Ex MLA declares Indian democracy as immature democracy


Imphal, March 26: “Democracy which we are practicing in India is not a mature democracy,” said M. Nara, ex MLA on the third and the last day of the Colloquium “Militarism and Future of Democracy in Manipur” at the Senate Hall, Manipur University. He contended that the need of the hour is to fight for a mature democracy. He further observed that the role of the military is to protect the country from external aggression. However, military has been used inside the country against its own citizens, which is against the principles of democracy.

The present system is totally unacceptable. With this kind of electoral system, how can one think that the country will advance, he wondered. In order to achieve a mature democracy, electoral system should be complemented by grass root level practices like petition, plebiscite, etc.

Speaking on the theme of ‘Electoral politics, democratic norms and practices’, S. Mangi, Professor, Department of Political Science, Manipur University, pointed out three problems that are being faced in electoral politics in Manipur. First, increase polarization on ethnic line in electoral politics; second, decline of healthy party competition in elections; third, the trend of individual candidacy for elections particularly visible in the hill areas. These trends, he argued, has resulted from growing militarism in the society.

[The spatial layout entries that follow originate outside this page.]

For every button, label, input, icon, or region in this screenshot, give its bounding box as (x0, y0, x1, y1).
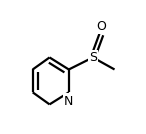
Text: N: N (64, 95, 73, 108)
Text: S: S (89, 51, 97, 64)
Text: O: O (96, 20, 106, 33)
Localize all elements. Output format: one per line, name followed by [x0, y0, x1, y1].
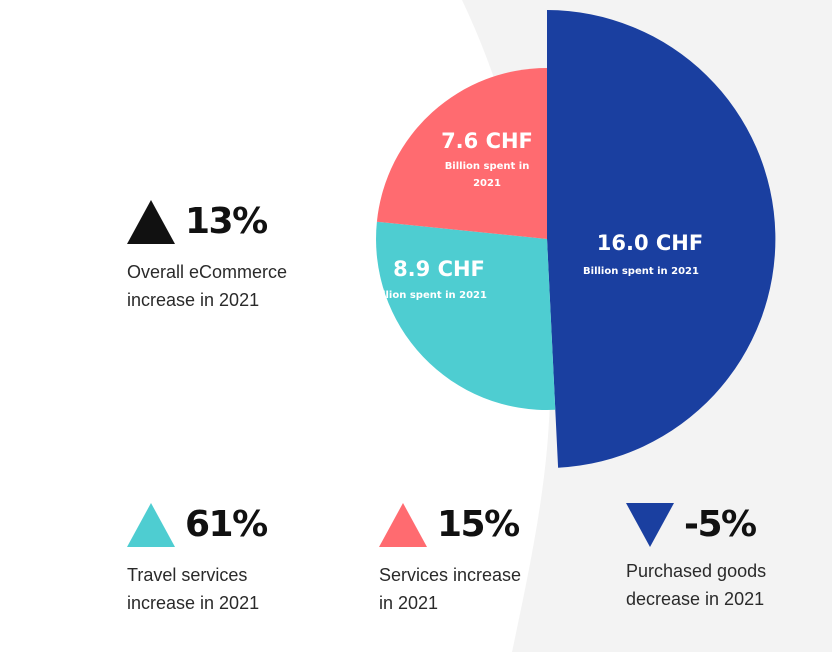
pie-slice-sublabel-0-0: Billion spent in 2021: [583, 266, 699, 277]
pie-slice-value-label-0: 16.0 CHF: [597, 231, 703, 255]
stat-overall: 13% Overall eCommerce increase in 2021: [127, 200, 287, 314]
triangle-up-icon: [379, 503, 427, 547]
stat-goods: -5% Purchased goods decrease in 2021: [626, 503, 766, 613]
stat-goods-line2: decrease in 2021: [626, 589, 765, 609]
stat-travel-description: Travel services increase in 2021: [127, 561, 267, 617]
pie-slice-sublabel-2-0: Billion spent in: [445, 161, 530, 172]
stat-travel-percent: 61%: [185, 504, 268, 545]
triangle-up-shape: [127, 200, 175, 244]
stat-services-line2: in 2021: [379, 593, 439, 613]
pie-slice-0: [547, 10, 776, 468]
pie-slice-1: [376, 221, 556, 411]
stat-travel-line2: increase in 2021: [127, 593, 260, 613]
stat-goods-line1: Purchased goods: [626, 561, 767, 581]
pie-slice-sublabel-2-1: 2021: [473, 178, 501, 189]
triangle-up-icon: [127, 200, 175, 244]
stat-travel: 61% Travel services increase in 2021: [127, 503, 268, 617]
stat-services-line1: Services increase: [379, 565, 522, 585]
triangle-down-shape: [626, 503, 674, 547]
stat-goods-description: Purchased goods decrease in 2021: [626, 557, 766, 613]
pie-slice-2: [376, 68, 547, 239]
stat-services: 15% Services increase in 2021: [379, 503, 521, 617]
stat-overall-percent: 13%: [185, 201, 268, 242]
stat-services-percent: 15%: [437, 504, 520, 545]
triangle-up-shape: [127, 503, 175, 547]
stat-travel-line1: Travel services: [127, 565, 248, 585]
stat-overall-line1: Overall eCommerce: [127, 262, 288, 282]
stat-overall-description: Overall eCommerce increase in 2021: [127, 258, 287, 314]
pie-slice-value-label-1: 8.9 CHF: [393, 257, 485, 281]
stat-services-description: Services increase in 2021: [379, 561, 521, 617]
stat-overall-line2: increase in 2021: [127, 290, 260, 310]
stat-goods-percent: -5%: [684, 504, 757, 545]
triangle-down-icon: [626, 503, 674, 547]
pie-slice-value-label-2: 7.6 CHF: [441, 129, 533, 153]
triangle-up-icon: [127, 503, 175, 547]
pie-slice-sublabel-1-0: Billion spent in 2021: [371, 290, 487, 301]
triangle-up-shape: [379, 503, 427, 547]
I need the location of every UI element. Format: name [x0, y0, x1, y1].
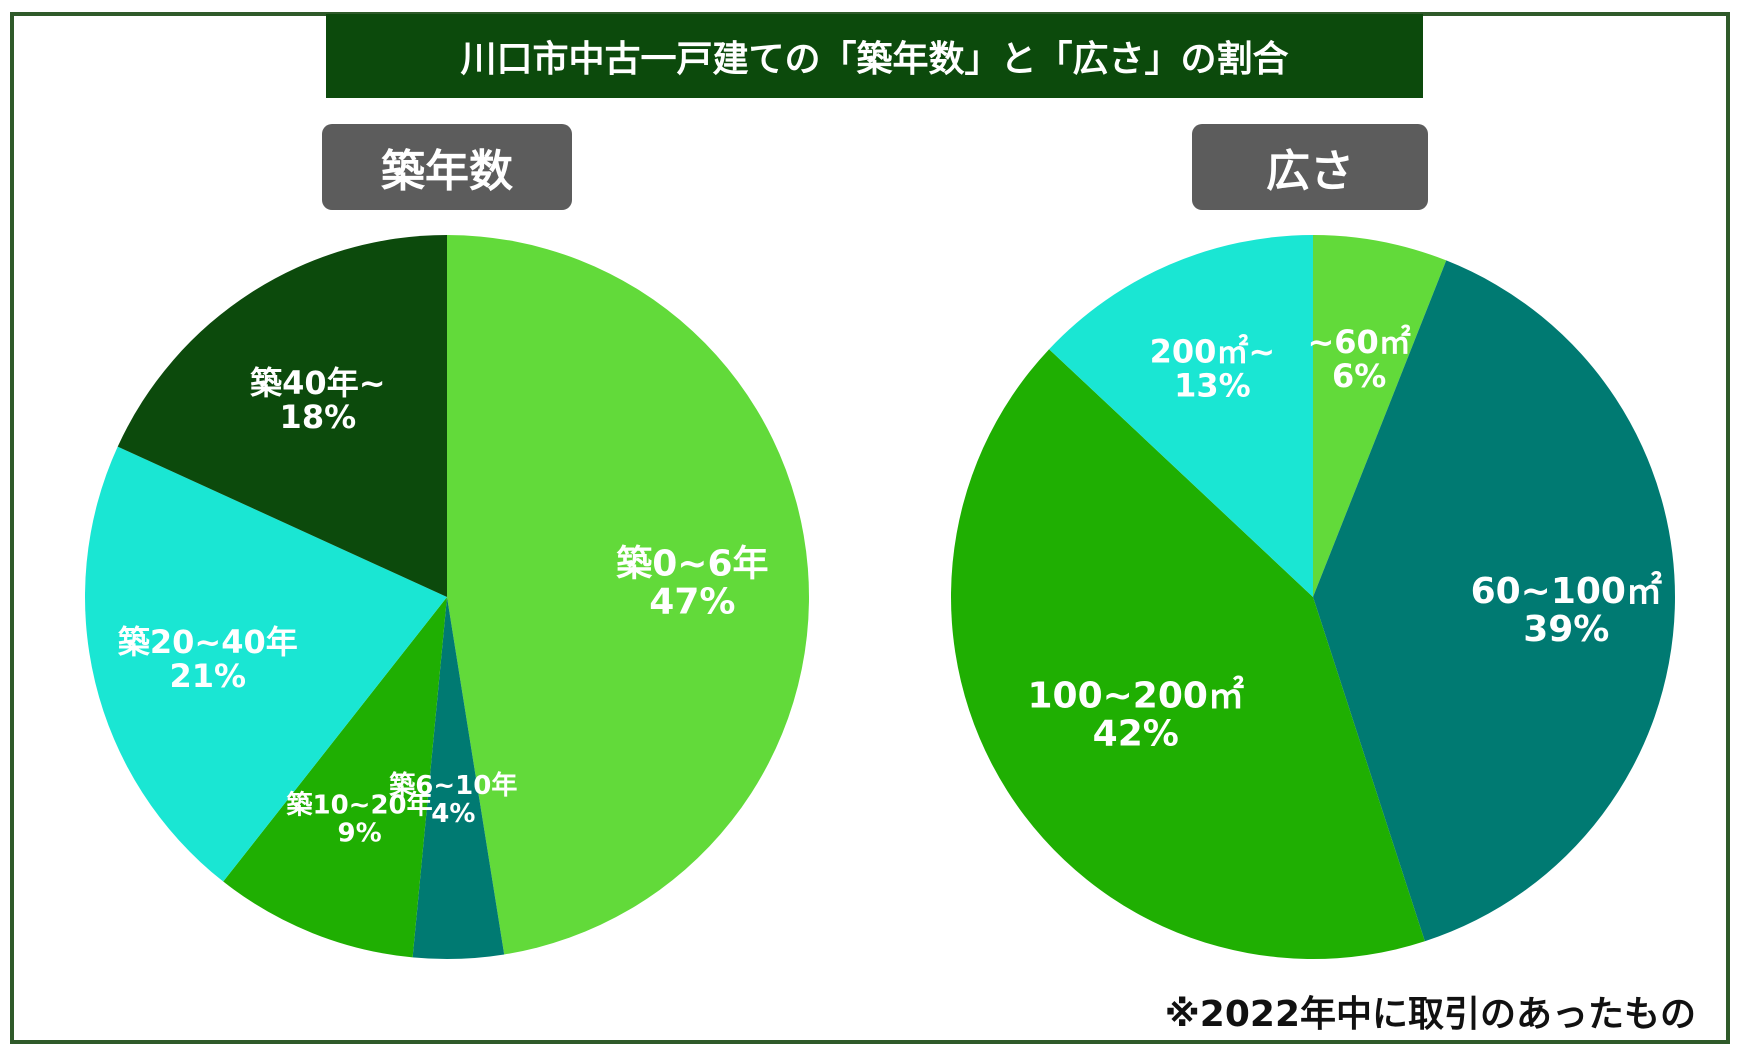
slice-value-label: 4%: [431, 799, 475, 829]
pie-slice: [412, 597, 505, 959]
slice-label: 60~100㎡: [1471, 570, 1662, 612]
slice-label: 100~200㎡: [1027, 675, 1243, 717]
pie-slice: [117, 235, 447, 597]
pie-slice: [85, 446, 447, 882]
slice-value-label: 6%: [1332, 357, 1386, 395]
slice-label: ~60㎡: [1307, 323, 1410, 361]
pie-slice: [951, 349, 1425, 959]
slice-label: 築40年~: [250, 364, 385, 402]
pie-title-age: 築年数: [322, 124, 572, 210]
pie-slice: [1313, 235, 1447, 597]
footnote: ※2022年中に取引のあったもの: [1164, 994, 1696, 1035]
slice-value-label: 47%: [649, 581, 735, 622]
pie-slice: [1049, 235, 1313, 597]
slice-value-label: 13%: [1174, 366, 1251, 404]
pie-slice: [1313, 260, 1675, 942]
slice-label: 築10~20年: [285, 789, 432, 820]
pie-slice: [447, 234, 809, 955]
slice-value-label: 42%: [1093, 714, 1179, 755]
slice-value-label: 21%: [169, 657, 246, 695]
slice-label: 200㎡~: [1150, 332, 1276, 370]
slice-label: 築20~40年: [118, 623, 298, 661]
slice-value-label: 18%: [280, 398, 357, 436]
slice-label: 築6~10年: [388, 770, 517, 801]
slice-label: 築0~6年: [616, 543, 768, 584]
pie-title-area: 広さ: [1192, 124, 1428, 210]
pie-slice: [223, 597, 447, 958]
chart-title: 川口市中古一戸建ての「築年数」と「広さ」の割合: [326, 14, 1423, 98]
slice-value-label: 39%: [1523, 609, 1609, 650]
slice-value-label: 9%: [337, 818, 381, 848]
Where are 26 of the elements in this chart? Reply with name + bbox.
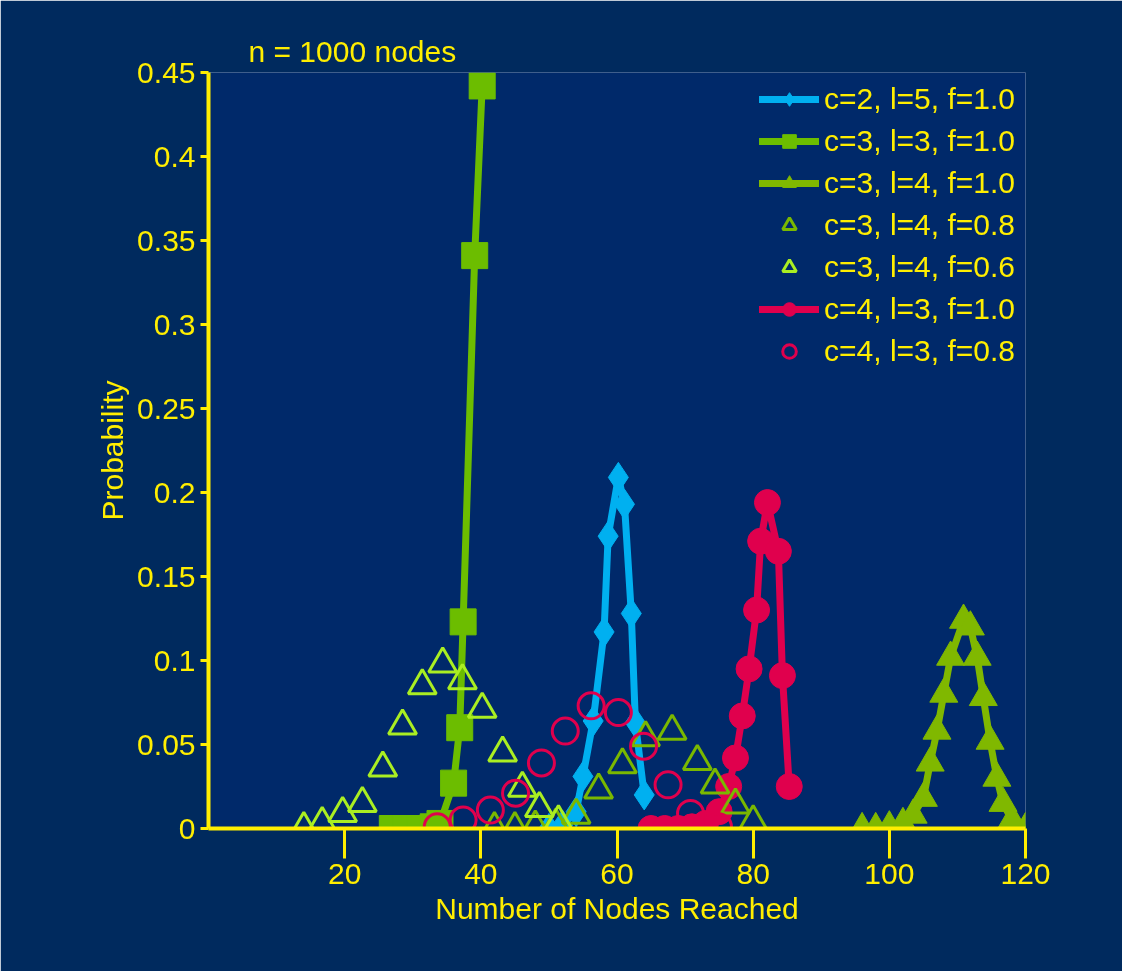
y-tick-label: 0.1: [153, 643, 196, 677]
legend-label: c=3, l=4, f=0.6: [824, 250, 1015, 284]
legend-label: c=4, l=3, f=0.8: [824, 334, 1015, 368]
x-tick-label: 60: [600, 856, 634, 890]
legend-label: c=3, l=4, f=0.8: [824, 208, 1015, 242]
x-tick-label: 120: [1000, 856, 1051, 890]
x-tick-label: 80: [736, 856, 770, 890]
legend-label: c=4, l=3, f=1.0: [824, 292, 1015, 326]
x-tick-label: 20: [327, 856, 362, 890]
y-tick-label: 0.25: [137, 391, 196, 425]
chart-title: n = 1000 nodes: [248, 34, 457, 68]
x-tick-label: 40: [464, 856, 498, 890]
y-tick-label: 0.05: [137, 727, 196, 761]
y-tick-label: 0.15: [137, 559, 196, 593]
legend-label: c=3, l=4, f=1.0: [824, 166, 1015, 200]
legend-label: c=3, l=3, f=1.0: [824, 124, 1015, 158]
legend-label: c=2, l=5, f=1.0: [824, 82, 1015, 116]
y-tick-label: 0.4: [153, 139, 196, 173]
y-tick-label: 0.35: [137, 223, 196, 257]
y-tick-label: 0.3: [153, 307, 196, 341]
x-tick-label: 100: [864, 856, 915, 890]
y-tick-label: 0.45: [137, 55, 196, 89]
x-axis-title: Number of Nodes Reached: [435, 891, 799, 925]
y-axis-title: Probability: [96, 380, 130, 521]
y-tick-label: 0.2: [153, 475, 196, 509]
y-tick-label: 0: [178, 811, 196, 845]
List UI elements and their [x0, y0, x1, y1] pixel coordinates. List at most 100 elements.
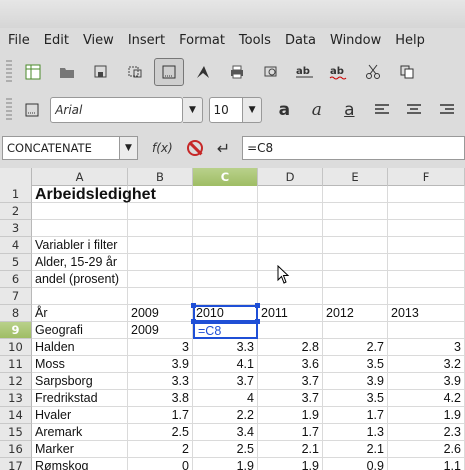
cell-a12[interactable]: Sarpsborg [32, 373, 128, 390]
menu-data[interactable]: Data [284, 32, 316, 48]
cut-icon[interactable] [358, 58, 388, 86]
row-header-9[interactable]: 9 [0, 322, 32, 339]
cell-c13[interactable]: 4 [193, 390, 258, 407]
menu-tools[interactable]: Tools [238, 32, 271, 48]
cell-c11[interactable]: 4.1 [193, 356, 258, 373]
cell-a13[interactable]: Fredrikstad [32, 390, 128, 407]
cell-e3[interactable] [323, 220, 388, 237]
function-wizard-button[interactable]: f(x) [152, 141, 173, 155]
cell-e16[interactable]: 2.1 [323, 441, 388, 458]
row-header-13[interactable]: 13 [0, 390, 32, 407]
cell-b13[interactable]: 3.8 [128, 390, 193, 407]
cell-e11[interactable]: 3.5 [323, 356, 388, 373]
cell-d11[interactable]: 3.6 [258, 356, 323, 373]
cell-a4[interactable]: Variabler i filter [32, 237, 128, 254]
row-header-7[interactable]: 7 [0, 288, 32, 305]
column-header-e[interactable]: E [323, 168, 388, 186]
cell-e15[interactable]: 1.3 [323, 424, 388, 441]
cell-d15[interactable]: 1.7 [258, 424, 323, 441]
cell-f12[interactable]: 3.9 [388, 373, 465, 390]
cell-c12[interactable]: 3.7 [193, 373, 258, 390]
reference-handle[interactable] [255, 303, 260, 308]
cell-c14[interactable]: 2.2 [193, 407, 258, 424]
cell-f9[interactable] [388, 322, 465, 339]
toolbar-grip[interactable] [6, 60, 12, 84]
print-icon[interactable] [222, 58, 252, 86]
cell-e9[interactable] [323, 322, 388, 339]
cell-e17[interactable]: 0.9 [323, 458, 388, 470]
direct-export-pdf-icon[interactable] [188, 58, 218, 86]
cell-c15[interactable]: 3.4 [193, 424, 258, 441]
cell-d1[interactable] [258, 186, 323, 203]
cell-d17[interactable]: 1.9 [258, 458, 323, 470]
cell-c8[interactable]: 2010 [193, 305, 258, 322]
cell-f5[interactable] [388, 254, 465, 271]
cell-d7[interactable] [258, 288, 323, 305]
cell-d16[interactable]: 2.1 [258, 441, 323, 458]
cell-a17[interactable]: Rømskog [32, 458, 128, 470]
cell-c9[interactable]: =C8 [193, 322, 258, 339]
cell-a3[interactable] [32, 220, 128, 237]
font-name-dropdown-icon[interactable]: ▼ [183, 97, 203, 123]
menu-file[interactable]: File [8, 32, 30, 48]
menu-view[interactable]: View [82, 32, 114, 48]
cell-c7[interactable] [193, 288, 258, 305]
cell-f14[interactable]: 1.9 [388, 407, 465, 424]
toolbar-grip-2[interactable] [6, 98, 12, 122]
cell-a1[interactable]: Arbeidsledighet [32, 186, 156, 203]
cell-c16[interactable]: 2.5 [193, 441, 258, 458]
cell-d6[interactable] [258, 271, 323, 288]
menu-edit[interactable]: Edit [43, 32, 69, 48]
font-name-input[interactable]: Arial [50, 97, 184, 123]
cell-b17[interactable]: 0 [128, 458, 193, 470]
row-header-10[interactable]: 10 [0, 339, 32, 356]
cell-b11[interactable]: 3.9 [128, 356, 193, 373]
cancel-icon[interactable] [186, 140, 203, 156]
row-header-14[interactable]: 14 [0, 407, 32, 424]
menu-window[interactable]: Window [330, 32, 382, 48]
cell-d9[interactable] [258, 322, 323, 339]
cell-d8[interactable]: 2011 [258, 305, 323, 322]
cell-b5[interactable] [128, 254, 193, 271]
cell-e2[interactable] [323, 203, 388, 220]
cell-d2[interactable] [258, 203, 323, 220]
cell-b1[interactable] [128, 186, 193, 203]
reference-handle[interactable] [255, 319, 260, 324]
select-all-corner[interactable] [0, 168, 32, 186]
cell-f4[interactable] [388, 237, 465, 254]
cell-e7[interactable] [323, 288, 388, 305]
cell-d14[interactable]: 1.9 [258, 407, 323, 424]
cell-f13[interactable]: 4.2 [388, 390, 465, 407]
underline-icon[interactable]: a [344, 100, 355, 120]
row-header-15[interactable]: 15 [0, 424, 32, 441]
column-header-f[interactable]: F [388, 168, 465, 186]
column-header-d[interactable]: D [258, 168, 323, 186]
cell-c2[interactable] [193, 203, 258, 220]
cell-b12[interactable]: 3.3 [128, 373, 193, 390]
bold-icon[interactable]: a [278, 100, 291, 120]
menu-format[interactable]: Format [179, 32, 225, 48]
cell-d5[interactable] [258, 254, 323, 271]
new-spreadsheet-icon[interactable] [18, 58, 48, 86]
row-header-6[interactable]: 6 [0, 271, 32, 288]
cell-e8[interactable]: 2012 [323, 305, 388, 322]
cell-f8[interactable]: 2013 [388, 305, 465, 322]
autospellcheck-icon[interactable]: ab [324, 58, 354, 86]
cell-c5[interactable] [193, 254, 258, 271]
cell-b15[interactable]: 2.5 [128, 424, 193, 441]
cell-b16[interactable]: 2 [128, 441, 193, 458]
cell-a11[interactable]: Moss [32, 356, 128, 373]
cell-d12[interactable]: 3.7 [258, 373, 323, 390]
menu-insert[interactable]: Insert [127, 32, 166, 48]
cell-e13[interactable]: 3.5 [323, 390, 388, 407]
cell-c4[interactable] [193, 237, 258, 254]
cell-f3[interactable] [388, 220, 465, 237]
print-preview-icon[interactable] [256, 58, 286, 86]
name-box-dropdown-icon[interactable]: ▼ [120, 136, 138, 160]
menu-help[interactable]: Help [395, 32, 425, 48]
cell-b6[interactable] [128, 271, 193, 288]
cell-f11[interactable]: 3.2 [388, 356, 465, 373]
cell-a7[interactable] [32, 288, 128, 305]
cell-a2[interactable] [32, 203, 128, 220]
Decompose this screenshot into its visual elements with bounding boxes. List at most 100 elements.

G. Amarjit Sharma, Lecturer, Nambol L Sanoi College, questioned why electoral politics is such a limited practice and whether electoral politics in Manipur can check the increasing militarization. He further questioned the two politicians, namely Radhabinod Koijam and M. Nara why the political elites and representatives of the state have been silent when one of their colleague’s son killed a youth recently? There was concern being expressed that a specific section like the political elites love to sustain the increasing militarism and that electoral politics needs to come out of this. Rajesh Hijam of the Sangai Express, commented on how militarism has impacted on the system of governance in Manipur. He also asked if democracy in true sense of the term is practiced in Manipur. In that sense, he asked whether the existing system is democracy or the dictatorship of the people’s representative?

There were questions being raised on the issue of delimitation, AFSPA, plebiscite, the role of ideology, role played by the non-state armed groups in electoral practices, etc. There was concerned being raised whether Indian democracy in Manipur has contributed to armed movement. Najma Phumdreimayum, Organisation for Development, raised a fundamental point on the nature of democracy in Manipur because even if we are told that we are in democracy, we cannot speak freely. Shreema Ningombam, Lecturer, Nambol L Sanoi College, focused on the concept of civil society from a gender perspective. She expressed that for women, politics is not only in the public but rather begins from the body itself. Women are considered as carriers of dignity, culture and tradition.
During the ninth session on the right to self-determination: polemics and possibilities, Bidhan S Laishram of Zakir Hussain College, Univerity of Delhi, said that there is the need to reconceptualize the idea of the “people” staking into account the present state of affairs in Manipur. Homen Thangjam, Lecturer at MB College, Imphal expressed the view that the time has come for a serious deliberation on what constitutes the right to self-determination.

The last session on future of democracy in Manipur: open discussion was chaired by Th. Tarunkumar of Manipur Research Forum (MRF). The panel of speakers included Pradip Phanjoubam of Imphal Free Press, Professor E. Bijoykumar of Manipur University, Yengkhom Jilangamba of MRF etc.